FINDING THE PRICE OF ART IS A REAL CHALLENGE!

By Loukia Richards



Gucci Shoes in a display window. Photo: Chr. Ziegler.

What would be more valuable to you if you lived in the jungle: a Swiss army knife or a Picasso painting hanging in your hut?

It is relatively simple to calculate the value of a pair of shoes – a common item and basic need in most societies. You add up the cost of the materials, design, shoemaker's wages, electricity and other overhead including the cost of the initial investment for purchasing tools, machinery, and equipment, as well as depreciation, and you arrive at a figure that represents the item's material value. Let's say ten euros. But that's not the price you charge for the shoes, just what it costs you to make them. Your selling price is determined by additional factors. For example: do you sell retail or wholesale? To make our point easier to understand, let's say that you sell directly to retail customers.


"Rainbow" pendant, Wagner Collection. Photo: Wagner Preziosen.
To the cost of the materials and manufacturing, you must then add the costs of rent and utilities for the retail space, the salesperson's wage, advertising, transport from workshop to store, and so on to arrive at the sum needed per unit sold to be 'invested' in new materials to keep production going, your pension/insurance fees and taxes, plus VAT, accounting fees, the cost of design and marketing workshops that helped you to develop an exclusive product or a marketing plan and, of course, your profit – the amount of money that does not correspond to past spending, but is a projection of future liquidity.

You may also include in your retail price the added value of your reputation or how much it has cost you over the years to become famous for your designs and quality, as well as your desirability as a fashion brand. The beauty or exclusivity of your product, the scarcity of materials used, as well as the presence or absence of other competitors of equal quality and standing in your sector are also factors that influence the retail price of the pair of shoes you produced.

Having taken all these costs into account, you may arrive at a retail price that is two, three, ten, one hundred, or more times the initial material value of ten euros.

Shoes are a simple example because even if handmade and thus unique in a sense, making them follows a standard process that can be repeated infinite times with the same results. Thus, the human effort, skills, and time invested in making a pair of shoes can also be calculated.


"One Reuro". Self-made paper bank note.
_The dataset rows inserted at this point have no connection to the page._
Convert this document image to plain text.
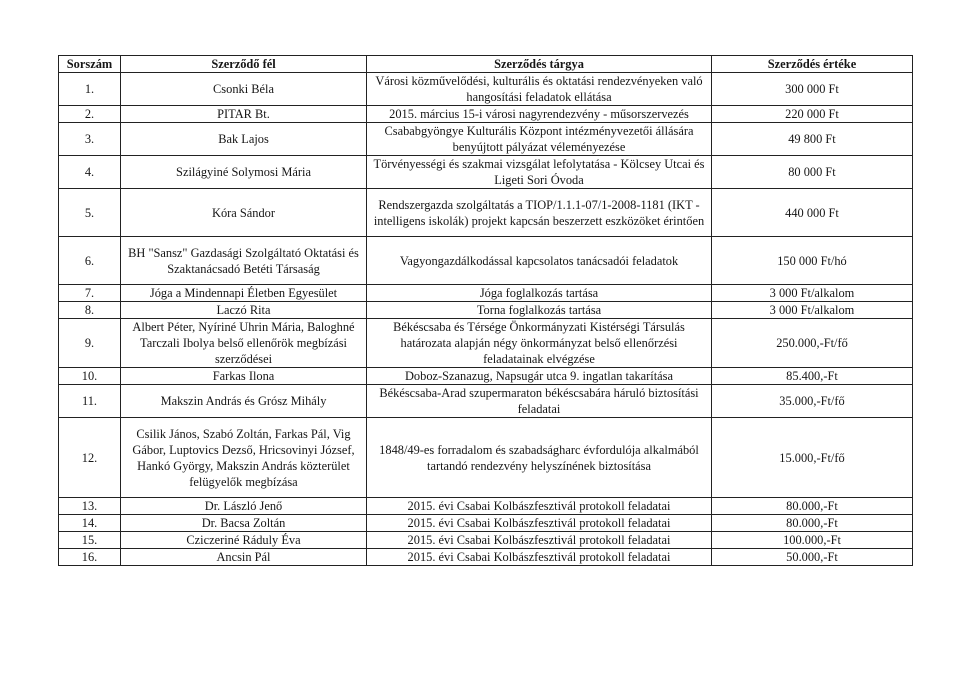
Sorszám	Szerződő fél	Szerződés tárgya	Szerződés értéke
1.	Csonki Béla	Városi közművelődési, kulturális és oktatási rendezvényeken való hangosítási feladatok ellátása	300 000 Ft
2.	PITAR Bt.	2015. március 15-i városi nagyrendezvény - műsorszervezés	220 000 Ft
3.	Bak Lajos	Csababgyöngye Kulturális Központ intézményvezetői állására benyújtott pályázat véleményezése	49 800 Ft
4.	Szilágyiné Solymosi Mária	Törvényességi és szakmai vizsgálat lefolytatása - Kölcsey Utcai és Ligeti Sori Óvoda	80 000 Ft
5.	Kóra Sándor	Rendszergazda szolgáltatás a TIOP/1.1.1-07/1-2008-1181 (IKT - intelligens iskolák) projekt kapcsán beszerzett eszközöket érintően	440 000 Ft
6.	BH "Sansz" Gazdasági Szolgáltató Oktatási és Szaktanácsadó Betéti Társaság	Vagyongazdálkodással kapcsolatos tanácsadói feladatok	150 000 Ft/hó
7.	Jóga a Mindennapi Életben Egyesület	Jóga foglalkozás tartása	3 000 Ft/alkalom
8.	Laczó Rita	Torna foglalkozás tartása	3 000 Ft/alkalom
9.	Albert Péter, Nyíriné Uhrin Mária, Baloghné Tarczali Ibolya belső ellenőrök megbízási szerződései	Békéscsaba és Térsége Önkormányzati Kistérségi Társulás határozata alapján négy önkormányzat belső ellenőrzési feladatainak elvégzése	250.000,-Ft/fő
10.	Farkas Ilona	Doboz-Szanazug, Napsugár utca 9. ingatlan takarítása	85.400,-Ft
11.	Makszin András és Grósz Mihály	Békéscsaba-Arad szupermaraton békéscsabára háruló biztosítási feladatai	35.000,-Ft/fő
12.	Csilik János, Szabó Zoltán, Farkas Pál, Vig Gábor, Luptovics Dezső, Hricsovinyi József, Hankó György, Makszin András közterület felügyelők megbízása	1848/49-es forradalom és szabadságharc évfordulója alkalmából tartandó rendezvény helyszínének biztosítása	15.000,-Ft/fő
13.	Dr. László Jenő	2015. évi Csabai Kolbászfesztivál protokoll feladatai	80.000,-Ft
14.	Dr. Bacsa Zoltán	2015. évi Csabai Kolbászfesztivál protokoll feladatai	80.000,-Ft
15.	Cziczeriné Ráduly Éva	2015. évi Csabai Kolbászfesztivál protokoll feladatai	100.000,-Ft
16.	Ancsin Pál	2015. évi Csabai Kolbászfesztivál protokoll feladatai	50.000,-Ft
Photo: Chr. Ziegler.

Human needs

All products or services that cover human needs, basic and even some wants, such as clothing, food, energy, housing, transport, education, medical care, child-minding services and so on are valuable.
Your family, partners, and friends may have good reasons to be proud of you for your artistic achievements and efforts, for your talents and commitment, however, many excellent artists never manage to earn a living from selling their work regularly. Artistic merit does not necessarily define the artist's price.

The economic and monetary value of art is difficult, if not impossible, to calculate. Consumers do not starve or freeze or are unable to travel or cannot read or write if they do not find art to buy. Nor can artists calculate how long it will take them to develop an idea or how long it will take to implement this idea in material or digital form or how long it will take them to market this idea. Thus, it is very difficult to talk about 'producing art' in the same way we talk about producing a pair of good shoes. We cannot find the 'value' of the process.

Gold, silver, diamonds are rare and hard to mine, one may argue, and not necessarily needed for survival, even if precious metals have medicinal properties as well. Since antiquity precious metals have functioned as tokens for accumulating wealth and acquiring goods and property. Why can we not apply the same principle to art?
To do so, we need public consensus. People must agree on what art is 'valuable' to store and exchange as they did with the metals and stones which they also invested with ideas of power, beauty, spirituality, and immortality.